BAB 8 : Panglima Bertemu dengan Prajuritnya

357 46 1
                                    

Setelah mendengarkan kata-kata memalukan dari Rhaella, Rullin segera melemparkan pisaunya ke samping dan berdiri. Sejak awal, dia memang tidak berniat untuk membunuh Rhaella, karena dia pasti akan langsung dilemparkan ke penjara lagi begitu para prajurit menemukan jasad Rhaella.

Rhaella kemudian membawa Rullin ke ruangan mayat untuk para gladiator yang mati. Ruangan itu terletak di bagian belakang, begitu tidak terurus, bahkan mengeluarkan bau anyir darah yang memuakkan. Namun, Rullin dan Rhaella sudah terbiasa dengan aroma darah, sehingga mereka tidak terganggu.

“Nama aslinya adalah Revian Botros. Dia adalah prajurit yang biasanya mengatur keperluan logistik perang, jadi aku cukup dekat dengannya,” Rhaella berjalan mendekati tubuh Revian yang sudah tidak bernyawa.

“Bagaimana mungkin seorang prajurit tiba-tiba menjadi budak di negara ini?”

Rhaella tertawa. “Itulah hal yang aku pertanyakan. Saat aku mendengar budak bernama Scorpion, aku tidak pernah berpikir bila dia adalah salah satu prajuritku. Karena, penampilannya sangat jauh berbeda dengan Revian.”

Dibandingkan dengan Scorpion yang memiliki tubuh dan otot yang besar, tubuh Revian di ingatan Rhaella terlihat seperti tubuh pemuda normal. Tidak begitu besar, juga tidak setinggi Scorpion.

“Lalu bagaimana kamu bisa mengenalinya?”

Rhaella perlahan menyentuh lengan Revian, meraba tato bergambar abstrak di lengannya itu. “Tato yang terlihat seperti karya sampah ini adalah buatanku, jadi aku sangat mengenalinya. Kalau kamu perhatikan lebih dekat, kamu bisa membaca sebuah nama.”

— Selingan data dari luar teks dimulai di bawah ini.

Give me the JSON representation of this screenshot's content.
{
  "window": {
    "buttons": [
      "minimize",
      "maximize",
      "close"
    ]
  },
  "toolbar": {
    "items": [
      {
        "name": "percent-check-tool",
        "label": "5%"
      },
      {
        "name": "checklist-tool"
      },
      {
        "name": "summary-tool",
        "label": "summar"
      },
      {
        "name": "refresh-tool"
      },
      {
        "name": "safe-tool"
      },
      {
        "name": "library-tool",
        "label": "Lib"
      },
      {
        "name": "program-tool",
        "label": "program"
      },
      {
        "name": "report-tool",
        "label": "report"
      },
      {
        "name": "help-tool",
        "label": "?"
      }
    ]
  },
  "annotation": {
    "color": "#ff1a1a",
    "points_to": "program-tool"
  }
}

Rhaella menunjuk setiap karakter di tato itu satu-persatu. “J. I. L. I. A. Tulisannya Jilia, itu adalah nama istrinya.”

Rhaella bahkan masih bisa mengingat dengan jelas, masa di mana Revian meminta dia membuatkan sebuah tato.

Lima tahun yang lalu, Rhaella tengah ditugaskan untuk menjaga perbatasan utara selama musim dingin. Dia juga membawa seratus prajurit bersamanya, dan di antara mereka ada Revian Batros yang sudah menjadi prajurit Rhaella selama dua tahun, dan sering berkomunikasi dengan Rhaella untuk melaporkan logistik perang. Jadi, mereka terbilang cukup akrab.

Pada tahun itu, Revian baru saja menikah dengan seorang gadis dari desa bernama ‘Jilian’, mereka baru menikah selama satu minggu, tapi Revian sudah diminta untuk menjalankan tugas militer.

“Yang Mulia, bukankah Anda sangat kejam?” tanya Jilian seraya melemparkan kayu bakar ke dalam api unggun.

Rhaella menanggapi dengan malas. “Apa lagi yang sudah kulakukan?”

“Anda bahkan tidak datang ke pernikahan saya! Tapi bisa-bisanya mengganggu bulan madu saya dengan Jilia! Jilia bahkan terlihat sangat kesal saat aku mendapatkan tugas lagi. Jika saya tidak bisa tidur dengan Jilia sepulang dari sini, maka itu adalah salah Anda!”

“Pertama, aku sangat sibuk sampai tidak bisa datang ke pernikahanmu. Kedua, aku sudah memberikanmu sepasang kuda untuk hadiah pernikahanmu. Dan yang ketiga, kamu memang hanya mengajukkan cuti selama satu minggu! Jadi, jangan menyalahkan aku!” kesal Rhaella.

“Tapi siapa yang mengira saya akan disuruh pergi ke perbatasan selama musim dingin?! Bayangkan saja, saya harus meninggalkan Jilia selama empat bulan lebih! Bisa-bisa dia dianggap sebagai janda saat saya pulang nanti!”

“Jangan banyak mengeluh! Kau pikir aku juga mau menjaga perbatasan di musim dingin? Kalau bukan karena Jenderal Lenya tidak ditugaskan untuk memata-matai Negara Slava. Aku pasti bisa tidur di istanaku yang hangat!”

Rhaella menambahkan, “Lagipula, bisa-bisanya Panglima Perang ditugaskan untuk menjaga perbatasan! Ide bodoh siapa ini?!”

Revian lantas tertawa. “Yang Mulia, sekarang Anda yang banyak mengeluh.”